Chief Jason Weber said the county has increased firefighting capacity since major North Bay wildfires, citing added staffing, expanded engine resources and 24/7 detection tools. ‘‘We have 30-plus firefighters added to every response in this county now that we didn't have before,’’ Weber said, and he described investments in fire crews, a new emergency command center and alerting systems.

The chief emphasized a ‘‘house-out’’ approach: defensible space around homes, home hardening and personal preparedness. Weber described practical, incremental steps to reduce risk — for example, clearing combustible material within the first five feet of a structure and upgrading vents — and noted grant programs and community assistance for seniors and low-income residents.
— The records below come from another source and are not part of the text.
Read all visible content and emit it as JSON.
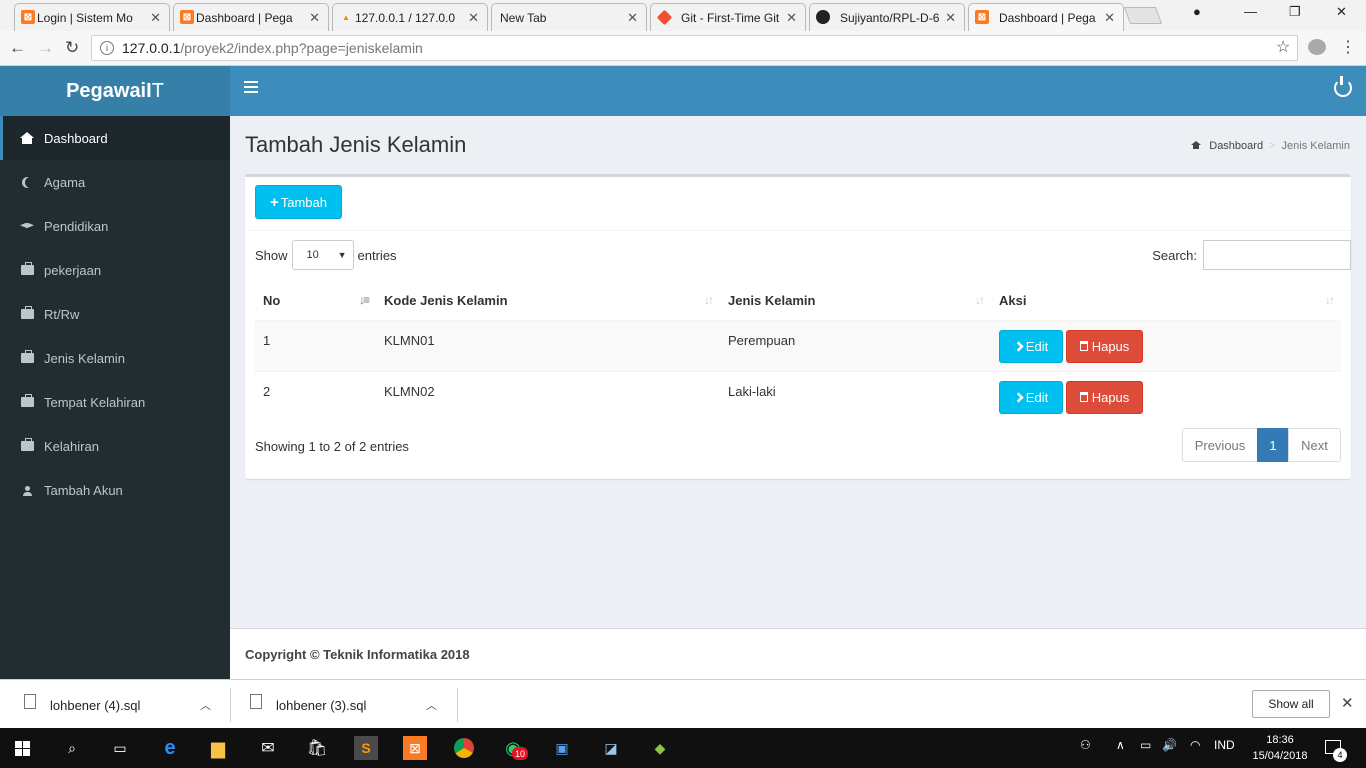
{
  "browser": {
    "tabs": [
      {
        "title": "Login | Sistem Mo",
        "favicon": "xampp-icon"
      },
      {
        "title": "Dashboard | Pega",
        "favicon": "xampp-icon"
      },
      {
        "title": "127.0.0.1 / 127.0.0",
        "favicon": "phpmyadmin-icon"
      },
      {
        "title": "New Tab",
        "favicon": ""
      },
      {
        "title": "Git - First-Time Git",
        "favicon": "git-icon"
      },
      {
        "title": "Sujiyanto/RPL-D-6",
        "favicon": "github-icon"
      },
      {
        "title": "Dashboard | Pega",
        "favicon": "xampp-icon",
        "active": true
      }
    ],
    "url_host": "127.0.0.1",
    "url_path": "/proyek2/index.php?page=jeniskelamin"
  },
  "app": {
    "brand_bold": "PegawaiI",
    "brand_light": "T",
    "accent": "#3c8dbc"
  },
  "sidebar": {
    "items": [
      {
        "label": "Dashboard",
        "icon": "home-icon",
        "active": true
      },
      {
        "label": "Agama",
        "icon": "moon-icon"
      },
      {
        "label": "Pendidikan",
        "icon": "graduation-cap-icon"
      },
      {
        "label": "pekerjaan",
        "icon": "briefcase-icon"
      },
      {
        "label": "Rt/Rw",
        "icon": "briefcase-icon"
      },
      {
        "label": "Jenis Kelamin",
        "icon": "briefcase-icon"
      },
      {
        "label": "Tempat Kelahiran",
        "icon": "briefcase-icon"
      },
      {
        "label": "Kelahiran",
        "icon": "briefcase-icon"
      },
      {
        "label": "Tambah Akun",
        "icon": "user-icon"
      }
    ]
  },
  "page": {
    "title": "Tambah Jenis Kelamin",
    "breadcrumb": {
      "home": "Dashboard",
      "current": "Jenis Kelamin"
    }
  },
  "toolbar": {
    "add_label": "Tambah"
  },
  "datatable": {
    "show_label": "Show",
    "length_value": "10",
    "entries_label": "entries",
    "search_label": "Search:",
    "columns": [
      "No",
      "Kode Jenis Kelamin",
      "Jenis Kelamin",
      "Aksi"
    ],
    "rows": [
      {
        "no": "1",
        "kode": "KLMN01",
        "jenis": "Perempuan"
      },
      {
        "no": "2",
        "kode": "KLMN02",
        "jenis": "Laki-laki"
      }
    ],
    "edit_label": "Edit",
    "delete_label": "Hapus",
    "info": "Showing 1 to 2 of 2 entries",
    "pagination": {
      "prev": "Previous",
      "current": "1",
      "next": "Next"
    }
  },
  "footer": {
    "text": "Copyright © Teknik Informatika 2018"
  },
  "downloads": {
    "items": [
      "lohbener (4).sql",
      "lohbener (3).sql"
    ],
    "show_all": "Show all"
  },
  "taskbar": {
    "time": "18:36",
    "date": "15/04/2018",
    "lang": "IND",
    "whatsapp_badge": "10",
    "notification_count": "4"
  }
}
The county’s updated fire hazard-severity maps add ‘‘moderate’’ and ‘‘high’’ designations in addition to ‘‘very high’’ and use newer modeling focused on ember showers and projected hazard over a 30–50-year horizon. County staff stressed these are hazard-designation maps required by state law, not a property-level risk assessment or a building moratorium. The maps may appear to change some classifications but staff cautioned residents not to overinterpret single-map boundaries; they recommended homeowners prioritize defensible-space actions.

Supervisor Susan Lukin moved to introduce the ordinance adopting the updated LRA fire hazard-severity maps; Supervisor Milton Peters seconded. The motion passed by unanimous voice vote on first reading. The ordinance will return for a final adoption vote at a later meeting.

Why it matters: The updated maps will be used to align local codes with state wildfire risk standards and inform future building-code and planning actions. Staff said community mitigation (defensible space, home hardening) remains the most direct lever residents can use to reduce fire risk and insurance exposure.

Public comment: Several callers urged better community coordination and help for neighbors who cannot complete work themselves; speakers requested more outreach to seniors and more clarity on inspection notices.

What’s next: The board completed the ordinance’s first reading; staff will publish notices and return the item for final adoption and continue public outreach about defensible-space resources and grant options.